In 1964, Wilson won her first Grammy for best R&B recording for her LP "How Glad I Am." She would later receive two more Grammys for Best Jazz Vocal Grammy Awards for her albums "R.S.V.P. (Rare Songs, Very Personal)" (2005) and "Turned to Blue" (2007).

New Orleans Jazz vocalist Stephanie Jordan who performed a musical tribute honoring the music of Nancy Wilson at the 2017 New Orleans Jazz & Heritage Festival said "Nancy Wilson is an icon of jazz. I was honored to be able to perform my rendition of Nancy's music while she was still with us. I was even more grateful to have the opportunity to let her know that I would be doing so. I will forever cherish that private conversation. She will truly be missed but never forgotten"

Wilson was a song stylist having recorded dozens of albums over the years, making an impact on classic pop, soul, jazz and adult contemporary audiences with a captivating stage presence. Not just a singer, Wilson had her own variety series in the '60s, the Emmy-winning The Nancy Wilson Show, and also made appearances in a variety of other programs, including The Ed Sullivan Show, The Carol Burnett Show, Sinbad and The Arsenio Hall Show as well as acting on "The Cosby Show" and dramatic series like "The F.B.I." and "Hawaii 5-O".

In the 1990s, she became the host of National Public Radio's "Jazz Profiles," a documentary series featuring jazz legends and the music legacy.

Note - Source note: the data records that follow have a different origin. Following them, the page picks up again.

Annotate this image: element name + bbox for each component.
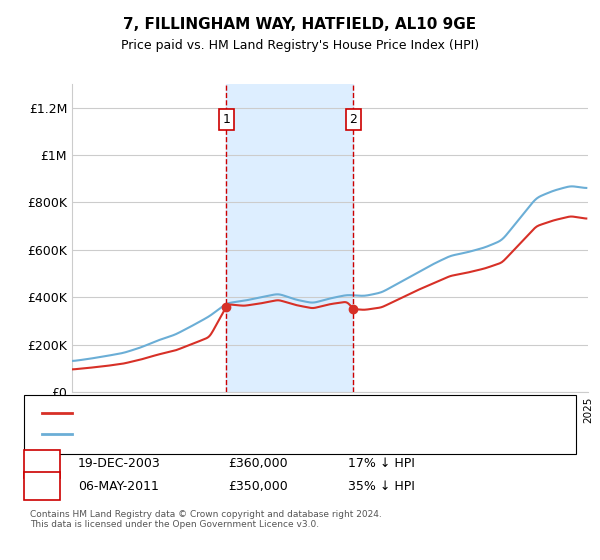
Text: 2: 2 <box>349 113 357 126</box>
Text: 7, FILLINGHAM WAY, HATFIELD, AL10 9GE (detached house): 7, FILLINGHAM WAY, HATFIELD, AL10 9GE (d… <box>78 408 388 418</box>
Text: 1: 1 <box>223 113 230 126</box>
Text: 7, FILLINGHAM WAY, HATFIELD, AL10 9GE: 7, FILLINGHAM WAY, HATFIELD, AL10 9GE <box>124 17 476 32</box>
Text: Price paid vs. HM Land Registry's House Price Index (HPI): Price paid vs. HM Land Registry's House … <box>121 39 479 52</box>
Text: 19-DEC-2003: 19-DEC-2003 <box>78 457 161 470</box>
Text: 1: 1 <box>38 457 46 470</box>
Text: 17% ↓ HPI: 17% ↓ HPI <box>348 457 415 470</box>
Text: 2: 2 <box>38 479 46 493</box>
Text: HPI: Average price, detached house, Welwyn Hatfield: HPI: Average price, detached house, Welw… <box>78 429 355 439</box>
Text: 35% ↓ HPI: 35% ↓ HPI <box>348 479 415 493</box>
Text: 06-MAY-2011: 06-MAY-2011 <box>78 479 159 493</box>
Text: £360,000: £360,000 <box>228 457 287 470</box>
Text: Contains HM Land Registry data © Crown copyright and database right 2024.
This d: Contains HM Land Registry data © Crown c… <box>30 510 382 529</box>
Bar <box>226 84 353 392</box>
Text: £350,000: £350,000 <box>228 479 288 493</box>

In 1998, Wilson received the NAACP Lifetime Achievement Award - having been active in the civil rights movement, including the 1965 march on Selma, Ala. The National Endowment for the Arts awarded Wilson a "Jazz Masters Fellowship" in 2004 for lifetime achievement.

Other honors included a star on the Hollywood Walk of Fame; International Civil Rights Walk of Fame inductee, United Negro College Fund Trumpet Award, and the Oprah Winfrey Legends Award.

The Associated Press reports that in 2007, when she turned 70, "Wilson was the guest of honor at a Carnegie Hall gala. 'After 55 years of doing what I do professionally, I have a right to ask how long? I'm trying to retire, people,' she said with a laugh before leaving the stage to a standing ovation."

Nancy was married twice, to drummer Kenny Dennis from 1960-70. They had one child. She married the Presbyterian minister Wiley Burton in 1973. Married 35 years until his death in 2008, they had two children.

According to a family statement, Wilson did not want a funeral. A celebration of her life will be held later.